Merkel will Forschungsförderung für Vernetzung mit Start-Ups prüfen

Angela Merkel

Bundeskanzlerin

Angela Merkel

will prüfen lassen, ob die steuerliche Forschungsförderung stärker auf Start-Up-Unternehmen ausgerichtet werden kann.

Es sei für den Standort Deutschland sehr wichtig, dass klassische Industriebetriebe und Start-Ups enger zusammenarbeiteten, um neue Produkte zu entwickeln, sagte Merkel am Mittwoch in Berlin auf einer Veranstaltung der CDU/CSU-Bundestagsfraktion. „Wir müssen mal gucken, wie wir die steuerliche Forschungsförderung setzen“, sagte Merkel. Denkbar sei etwa, Firmen dafür zu belohnen, wenn sie mit Start-Ups zusammenarbeiteten.
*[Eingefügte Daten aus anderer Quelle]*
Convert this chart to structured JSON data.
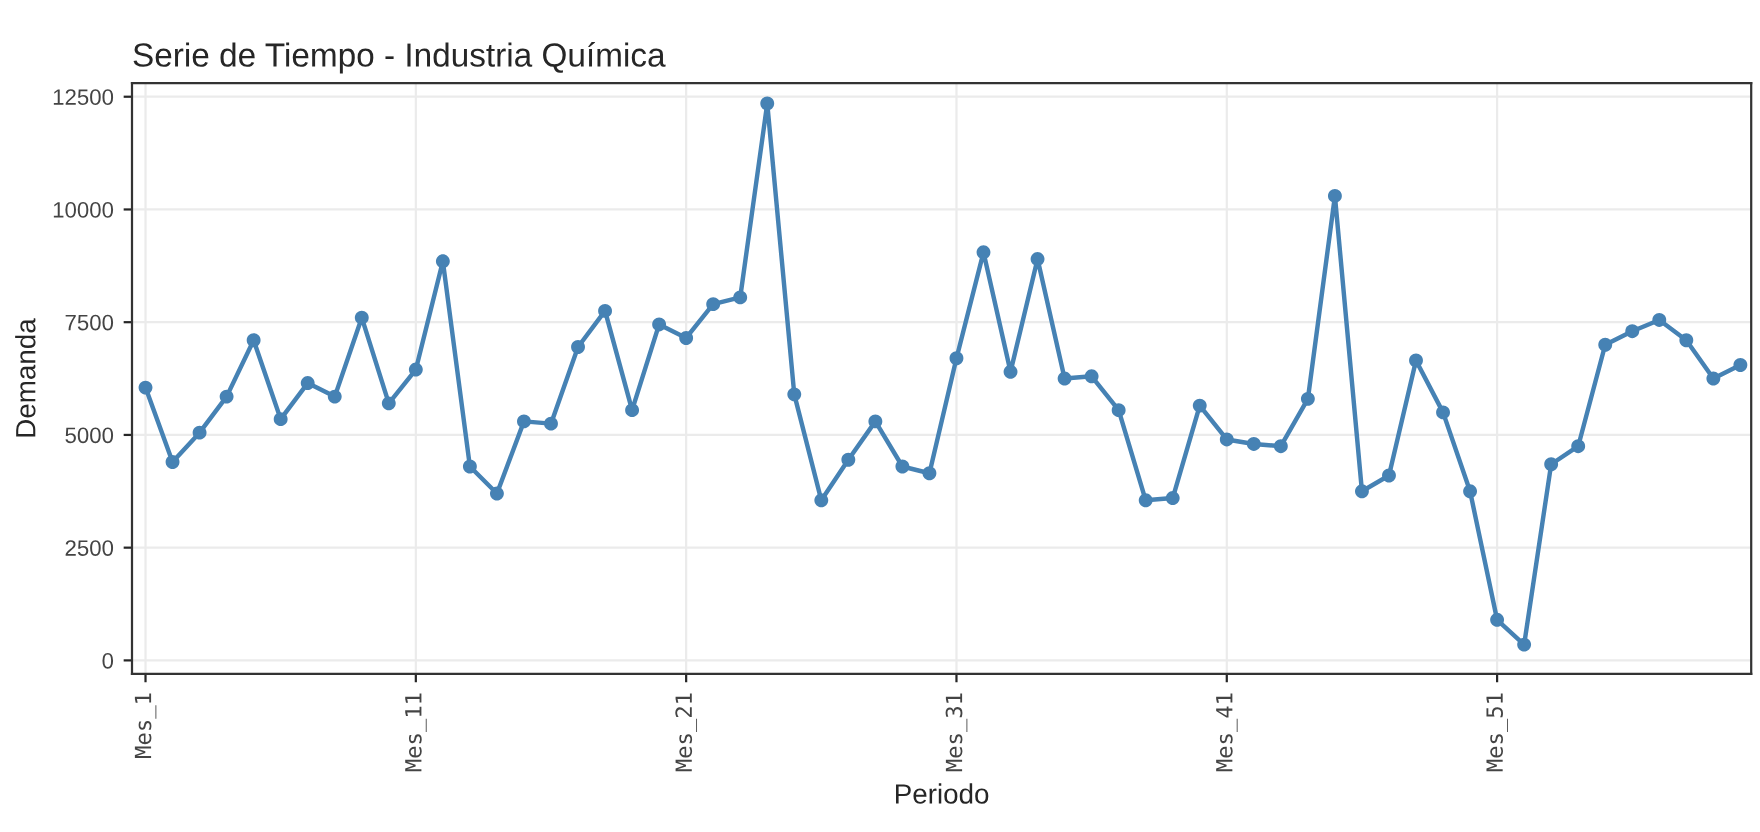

In Deutschland dauere der „Findungsprozess“ klassischer Firmen und junger digitaler Firmen zu lange, sagte die CDU-Vorsitzende mit Hinweis auf eine schnellere Entwicklung etwa in Israel. In der Union wird auch darüber nachgedacht, Forschungsförderung künftig verstärkt an neue innovative Unternehmen zu zahlen.

Die Bundesregierung hatte zuvor in ihrer High-Tech-Strategie angekündigt, dass eine steuerliche Förderung der Forschung für kleine und mittlere Betrieben geprüft werden solle. Dies fordern Firmen seit Jahren. Wenn Deutschland seine Stellung als Exportweltmeister und innovationsstarke Wirtschaft halten wolle, müssten die Investitionen gesteigert werden, sagte Bundesforschungsministerin Johanna Wanka. Merkel und Wanka haben mehrfach gefordert, dass die Ausgaben für Forschung und Entwicklung bis 2025 auf 3,5 Prozent des Bruttoinlandsprodukts gesteigert werden müssten. Dies will die CDU in ihren Wahlprogramm aufnehmen.